Uitspraak Nº 13.736003-15_. Rechtbank Amsterdam, 2015-07-21

ECLIECLI:NL:RBAMS:2015:6214
Docket Number13.736003-15_
Date21 Julio 2015
CourtRechtbank Amsterdam (Neederland)
RECHTBANK AMSTERDAM, INTERNATIONALE RECHTSHULPKAMER

parketnummer: 13.736003-15

RK nummer: 15/4265

Datum uitspraak: 21 juli 2015

UITSPRAAK

op de vordering ex artikel 18 van de Wet overdracht tenuitvoerlegging strafvonnissen (hierna: WOTS), ingediend door de officier van justitie bij deze rechtbank. Deze vordering dateert van

29 juni 2015 en strekt onder meer tot het verlenen van verlof tot tenuitvoerlegging in

Nederland van een rechterlijke beslissing van het Landgericht Kleve (Bondsrepubliek Duitsland) van 30 oktober 2014. Deze rechterlijke beslissing houdt in de veroordeling tot de vrijheidsbenemende straf voor de duur van 10 jaren en een verruimde voordeelsontnemingsmaatregel ter hoogte van € 300.000 van:

[veroordeelde] ,

geboren te [geboorteplaats] (Nederland) op [geboortedag] 1988,

verblijvende aan het adres: [adres] ,

verder te noemen: veroordeelde.

1 Procesgang

De vordering is behandeld op de openbare zitting van 7 juli 2015. Daarbij zijn de veroordeelde, zijn raadsman, mr. R. Malewicz, advocaat te Amsterdam en de officier van justitie,
mr. R.A. Bosman, gehoord.

De officier van justitie heeft uitdrukkelijk kenbaar gemaakt dat de vordering ex artikel 18 van de WOTS niet ziet op de voordeelsontnemingsmaatregel ter hoogte van 300.000 euro en dat deze in een afzonderlijke procedure wordt aangebracht.

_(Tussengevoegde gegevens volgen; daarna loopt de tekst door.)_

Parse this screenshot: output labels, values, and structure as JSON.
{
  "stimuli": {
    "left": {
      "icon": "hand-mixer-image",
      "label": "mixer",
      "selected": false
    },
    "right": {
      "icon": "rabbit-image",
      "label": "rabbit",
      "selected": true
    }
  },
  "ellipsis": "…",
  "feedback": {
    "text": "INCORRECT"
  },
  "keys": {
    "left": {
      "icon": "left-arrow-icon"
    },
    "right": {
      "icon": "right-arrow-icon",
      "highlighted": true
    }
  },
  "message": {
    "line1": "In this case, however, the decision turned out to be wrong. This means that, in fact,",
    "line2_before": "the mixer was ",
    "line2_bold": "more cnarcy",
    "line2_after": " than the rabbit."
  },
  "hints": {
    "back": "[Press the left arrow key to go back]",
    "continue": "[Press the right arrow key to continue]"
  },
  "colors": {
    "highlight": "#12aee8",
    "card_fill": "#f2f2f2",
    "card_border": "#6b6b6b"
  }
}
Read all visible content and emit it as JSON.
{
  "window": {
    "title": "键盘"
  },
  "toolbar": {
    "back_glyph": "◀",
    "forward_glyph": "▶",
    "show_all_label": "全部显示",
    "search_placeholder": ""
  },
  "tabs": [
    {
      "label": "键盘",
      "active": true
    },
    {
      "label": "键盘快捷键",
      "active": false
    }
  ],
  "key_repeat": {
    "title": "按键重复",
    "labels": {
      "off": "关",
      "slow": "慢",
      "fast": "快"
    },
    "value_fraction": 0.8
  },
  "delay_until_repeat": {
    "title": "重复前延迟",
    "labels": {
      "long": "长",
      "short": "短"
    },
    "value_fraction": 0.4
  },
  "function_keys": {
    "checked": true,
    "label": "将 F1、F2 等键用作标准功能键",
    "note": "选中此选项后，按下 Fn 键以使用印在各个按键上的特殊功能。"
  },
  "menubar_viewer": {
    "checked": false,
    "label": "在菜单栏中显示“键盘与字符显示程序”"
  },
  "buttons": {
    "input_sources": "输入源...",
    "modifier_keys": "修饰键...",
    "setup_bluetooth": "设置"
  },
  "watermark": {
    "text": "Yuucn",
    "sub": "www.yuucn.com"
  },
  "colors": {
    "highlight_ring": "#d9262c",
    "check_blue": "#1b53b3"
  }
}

De rechtbank zal in deze procedure dan ook geen beslissing nemen over de omzetting van de in Duitsland opgelegde ontneming van 300.000 euro wegens wederrechtelijk verkregen voordeel.

2 Identiteit veroordeelde

Veroordeelde heeft ter zitting verklaard dat zijn personalia als bovengenoemd, juist zijn en dat hij de Nederlandse nationaliteit heeft.

3 Toelaatbaarheid

De autoriteiten van Bondsrepubliek Duitsland hebben de overdracht en tenuitvoerlegging verzocht van de rechterlijke beslissing van het Landgericht Kleve van 30 oktober 2014.

Veroordeelde heeft van 20 mei 2014 tot aan zijn overlevering op 26 mei 2014 aan Bondsrepubliek Duitsland in overleveringsdetentie in Nederland verbleven.

Veroordeelde is vanaf 26 mei 2014 in Bondsrepubliek Duitsland gedetineerd geweest, waarna hij in het kader van het Verdrag inzake de overbrenging van gevonniste personen naar Nederland is overgebracht. Na aankomst in Nederland op 1 juli 2015 is hij door de officier van justitie in verzekering gesteld, waarna hij op 1 juli 2015 door de rechter-commissaris in bewaring is gesteld. Vervolgens heeft de rechter-commissaris op 1 juli 2015 de schorsing van de bewaring onder voorwaarden bevolen met ingang van het moment dat de door de rechter-commissaris vastgestelde borgsom, ter grootte van € 5.000,- is gestort op de rekening van [naam] .

Veroordeelde heeft de Nederlandse nationaliteit.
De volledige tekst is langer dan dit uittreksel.